As this month's cover story suggests, Wall Street is going to see a spate of new upstream master limited partnerships (MLPs) hit the market in the coming months-and there's little argument among analysts that these investment vehicles are likely to draw favorable nods from investors.
Richard Roy, an analyst with Citi in New York, says the investing public will continue to view E&P MLPs as an asset class with great total-return opportunities. He notes that between January 2006 and mid-2007, each of the six upstream MLPs that have gone public have averaged estimated total returns-that's unit-price appreciation plus cash distributions-of about 66.5%.
John Freemen, an analyst with Raymond James & Associates in Houston, agrees. "The U.S. is a mature oil and gas basin, and transitioning assets into MLP-type structures is the logical progression for sustainable value creation."
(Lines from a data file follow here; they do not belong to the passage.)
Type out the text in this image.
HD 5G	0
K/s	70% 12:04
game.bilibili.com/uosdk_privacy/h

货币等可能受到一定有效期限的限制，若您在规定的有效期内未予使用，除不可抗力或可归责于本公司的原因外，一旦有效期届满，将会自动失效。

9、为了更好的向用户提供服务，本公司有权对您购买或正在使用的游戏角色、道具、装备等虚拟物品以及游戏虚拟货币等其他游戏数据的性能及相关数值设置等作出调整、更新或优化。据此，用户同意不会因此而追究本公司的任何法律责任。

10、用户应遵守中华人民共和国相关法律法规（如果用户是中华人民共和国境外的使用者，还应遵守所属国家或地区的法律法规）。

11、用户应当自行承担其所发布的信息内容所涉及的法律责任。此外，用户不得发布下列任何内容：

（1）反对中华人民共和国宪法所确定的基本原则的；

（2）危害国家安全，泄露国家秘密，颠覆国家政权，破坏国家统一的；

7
However, another New York-based market seer, Credit Suisse analyst Sam Arnold, puts his finger on a concern that has been articulated by Richard D. Weber, president of Atlas Energy Resources, an upstream MLP.
Arnold anticipates that by mid-2008, the ranks of such yield-oriented, tax-advantaged entities could swell to 15, with many more poised to IPO in the years to come.
The analyst also believes there's a significant asset base suitable for these partnerships to tap. "We believe some $200 million in U.S. upstream assets could be candidates for an MLP structure," he says. "That's some 25% of the U.S. producing base."
And therein lies the potential problem for both the MLP issuer and the investor. With so many of these upstream partnerships expected to come to market in the next year, "the competition for assets will be heightened, potentially driving up acquisition prices and reducing deal accretion," explains Arnold.
"This appears to be the single-biggest risk to [MLP] unit-price performance."
Weber, more emphatically, views the sole reliance on acquisitions for growth as a flawed strategy.
"As more companies like ourselves jump into the MLP space, competition for the same kinds of assets-long-lived reserves with shallow-decline production-is bound to increase costs...such that it will become increasingly harder to replace production via acquisitions."
As Weber suggests, a more balanced approach is needed to growing production and hence, distributions-specifically one that combines organic growth through the drillbit with acquisitions.
Atlas has, for instance, some 492,000 net undeveloped acres in its asset inventory and plans, between its Appalachian and Antrim shale holdings in Michigan, to drill in excess of 1,000 wells in 2007.
Thus, the company is in effect not merely buying reserves and production, but positioning itself to grow its asset base organically for the long term. Indeed, it has earmarked for 2008 not only $52 million for maintenance capex but another $68 million for growth spending.
Does this mean acquisition-focused upstream MLPs are doomed? Not by a long shot. Today's MLPs are far more prudently managed than their wasting-asset ancestors of more than 20 years ago.
Importantly, they're pursuing in a highly liquid gas-futures market-something not available to partnerships of the 1980s-very aggressive hedging programs that are locking in attractive commodity prices.
They also have set-asides for maintenance capex and typically adhere to a cash-coverage ratio of 1.2 times distributions.
The bigger issue: As the MLP space becomes crowded and drop-down partnerships from larger public E&P companies are forced to vie for reserves in a dwindling universe of assets, will they be able to even sustain-forget about growing-distributions?
At some point-maybe not in the next couple of years-they won't. It's a self-fulfilling prophesy. Very simply, unless they build into their strategy a platform for organic growth to complement growth through acquisitions, they're literally going to start running out of gas.
This one issue doesn't take into account all of the other pitfalls that could beset upstream MLPs: rising interest rates, a slide in commodity prices or adverse tax legislation.
Any combination would also hurt MLP valuations. After all, they have in the past.